ANDRÉ FONTAINE avait en 1971 écrit une série d'articles sur la société israélienne. Le 3e portait sur le "complexe de Massada". Il est écrit moins de deux ans avant l'attaque surprise des Egyptiens lors la guerre de Kippour. L'époque a changé, les conditions, les mentalités aussi, mais l'article reste une réflexion historique intéressante
Massada. - L'ascension du célèbre roc est aujourd'hui à la portée des plus paresseux. Une superbe route, courant le long de la mer Morte, les amène de Jéricho au pied d'un téléphérique ; en quelques minutes, celui-ci atteint le pied de la forteresse où, en 70 après Jésus-Christ, des Juifs zélotes, révoltés contre Rome, choisirent de mourir plutôt que d'accepter la servitude. Le lieu n'a rien perdu de sa majesté, et le touriste américain qui lit à voix haute le message apocryphe par lequel Flavius Josèphe, dans sa Guerre des Juifs, exprime les sentiments des rebelles a les accents qu'il faut pour en restituer la sobre détermination.
Chaque année, les cadets de l'arme blindée vont prêter serment dans ce cadre grandiose. Le " complexe de Massada " domine l'éthique de l'Etat. Après dix-neuf siècles d'incessantes tribulations, la partie du peuple juif qui s'est fixée en Palestine a décidé que c'en était assez. " J'y suis, j'y reste " est devenu la devise nationale.
Rester suppose la sécurité. Celle-ci Implique qu'on prenne, a priori, l'adversaire au sérieux lorsqu'il menace, et qu'on se méfie lorsqu'il emploie un langage plus conciliant. Malgré les " frontières de sécurité ", dont on admettrait que diffèrent, le cas échéant, les frontières tout court, l'exiguïté du territoire national le rend vulnérable à une attaque par surprise ; or, d'après les services de renseignements de Tel-Aviv, le potentiel militaire adverse a, grosso modo, doublé par rapport à la période précédant la guerre de six jours. L'entraînement des hommes est plus " agressif ", la qualité du commandement ne se compare pas, Le Caire dispose de fusées et d'avions ultra-modernes, pour ne pas parler de ceux que servent sur place des personnels soviétiques. On remarque la fréquence des exercices de franchissement d'une ligne d'eau, la construction de nouvelles routes d'accès au canal de Suez.
Certes, on ne refuse pas complètement d'attacher créance aux informations qui représentent le chef de l'Etat égyptien comme désireux de négocier. On n'entend pas pour autant ignorer ses propos publics, selon lesquels il est prêt, à défaut d'un règlement avant le 1er janvier, à sacrifier un million d'hommes, ou ceux de M. Heykal présentant le retour aux frontières de 1967 comme la première étape de la destruction d'Israël.

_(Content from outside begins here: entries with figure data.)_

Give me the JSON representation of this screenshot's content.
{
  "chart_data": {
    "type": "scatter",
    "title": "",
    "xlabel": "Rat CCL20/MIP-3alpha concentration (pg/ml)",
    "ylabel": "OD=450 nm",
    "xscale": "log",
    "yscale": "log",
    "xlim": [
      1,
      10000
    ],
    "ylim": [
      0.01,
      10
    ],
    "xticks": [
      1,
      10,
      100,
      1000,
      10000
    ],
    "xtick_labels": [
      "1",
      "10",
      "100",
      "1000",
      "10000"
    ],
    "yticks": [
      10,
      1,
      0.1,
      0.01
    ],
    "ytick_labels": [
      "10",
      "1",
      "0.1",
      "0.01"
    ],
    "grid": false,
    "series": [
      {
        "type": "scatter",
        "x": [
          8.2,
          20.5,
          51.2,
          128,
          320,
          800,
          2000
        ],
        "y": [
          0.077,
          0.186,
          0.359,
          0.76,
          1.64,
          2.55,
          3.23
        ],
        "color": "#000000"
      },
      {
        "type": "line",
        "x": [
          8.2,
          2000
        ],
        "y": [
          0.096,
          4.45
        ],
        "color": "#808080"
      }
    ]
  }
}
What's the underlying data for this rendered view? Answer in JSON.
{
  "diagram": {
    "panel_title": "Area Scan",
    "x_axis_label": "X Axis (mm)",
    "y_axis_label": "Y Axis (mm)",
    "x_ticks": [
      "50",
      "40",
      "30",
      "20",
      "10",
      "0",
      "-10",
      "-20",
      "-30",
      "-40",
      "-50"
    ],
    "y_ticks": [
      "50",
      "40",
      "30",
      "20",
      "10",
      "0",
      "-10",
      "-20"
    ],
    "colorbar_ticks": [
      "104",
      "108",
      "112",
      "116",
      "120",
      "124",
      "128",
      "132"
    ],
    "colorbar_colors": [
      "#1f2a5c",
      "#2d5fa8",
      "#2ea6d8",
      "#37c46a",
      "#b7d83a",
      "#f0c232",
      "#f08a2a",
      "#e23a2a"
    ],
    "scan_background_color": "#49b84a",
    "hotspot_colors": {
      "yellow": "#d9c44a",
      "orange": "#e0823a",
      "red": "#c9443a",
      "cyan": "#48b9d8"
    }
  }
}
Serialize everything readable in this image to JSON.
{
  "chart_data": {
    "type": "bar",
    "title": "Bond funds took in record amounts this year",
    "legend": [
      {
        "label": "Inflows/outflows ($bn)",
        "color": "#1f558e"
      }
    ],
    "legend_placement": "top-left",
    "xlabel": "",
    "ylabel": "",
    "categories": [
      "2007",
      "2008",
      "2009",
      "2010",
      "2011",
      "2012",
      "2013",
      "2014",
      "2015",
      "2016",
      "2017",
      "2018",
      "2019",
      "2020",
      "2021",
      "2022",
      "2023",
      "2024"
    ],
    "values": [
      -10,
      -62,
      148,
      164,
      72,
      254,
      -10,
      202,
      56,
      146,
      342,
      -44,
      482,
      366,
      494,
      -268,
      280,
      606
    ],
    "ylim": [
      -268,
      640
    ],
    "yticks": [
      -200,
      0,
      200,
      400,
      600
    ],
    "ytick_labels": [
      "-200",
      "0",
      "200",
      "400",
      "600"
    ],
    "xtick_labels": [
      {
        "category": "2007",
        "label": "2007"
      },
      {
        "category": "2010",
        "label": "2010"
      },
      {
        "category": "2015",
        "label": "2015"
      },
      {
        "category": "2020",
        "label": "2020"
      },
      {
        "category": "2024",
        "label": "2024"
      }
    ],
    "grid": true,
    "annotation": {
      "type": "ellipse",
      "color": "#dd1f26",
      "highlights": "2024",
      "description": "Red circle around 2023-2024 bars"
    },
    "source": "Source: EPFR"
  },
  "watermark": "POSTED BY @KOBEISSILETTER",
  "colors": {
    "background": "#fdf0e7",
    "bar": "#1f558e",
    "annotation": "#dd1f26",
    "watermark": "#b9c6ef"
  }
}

On s'Inquiète de l'article de la Constitution de la Fédération arabe qui suppose que toute décision concernant la paix ou la guerre soit prise à l'unanimité : à quel genre d'accord le colonel Kadhafi peut-il consentir ? On exprime un grand scepticisme quant à la liberté d'action du successeur de Nasser. Si l'on croit assez peu qu'il veuille reprendre les hostilités, on ne se considère pas suffisamment sûr de ses intentions.
Un tel choix implique que le quart du revenu national soit consacré à la défense. Or les autorités entendent en même temps créer une industrie moderne : le rythme de croissance de l'économie était de 7 % en 1970 avec des chiffres bien plus élevés pour les territoires occupés : 32 % à les en croire pour la bande de Gaza, 15 % en dépit d'une mauvaise récolte pour la Cisjordanie.
Le développement se trouve freiné par le manque de main-d'œuvre consécutif à la mobilisation permanente et par le déficit du commerce extérieur, aggravé par les achats d'armements et de biens d'équipement, et par la récente baisse des cours des deux principaux articles d'exportation d'Israël : diamants taillés et agrumes. En 1970, les importations se sont accrues de 20 % par rapport à l'année précédente, et les ventes de 8 % seulement. On comprend que l'agitation sociale inquiète sérieusement les dirigeants et qu'ils soient décidés à l'enrayer. Ils ont dévalué la monnaie nationale de 20% en août, et font plus que jamais appel à l'aide extérieure.
Israël ne sait gré à personne d'être le pays le plus assisté du monde par habitant. Les versements allemands ne sont qu'une compensation dérisoire du génocide nazi. Les juifs de l'extérieur ne font que leur modeste devoir en contribuant à la survie d'un Etat où ils auront peut-être à trouver refuge. Quant aux Américains, on s'irrite de leurs immixtions, de leur flirt avec le Caire, on n'aime pas la guerre du Vietnam, on méprise leur civilisation décadente. Mais comme on a besoin de leurs armes, de leurs dollars et de leur soutien diplomatique, tous les moyens de pression dont on dispose sur eux sont largement utilisés.
L'arrangement " intérimaire "
Pour le moment, c'est plutôt Washington qui fait pression, en subordonnant la livraison des Phantom que réclame l'aviation israélienne à la conclusion d'un accord " intérimaire " avec le Caire.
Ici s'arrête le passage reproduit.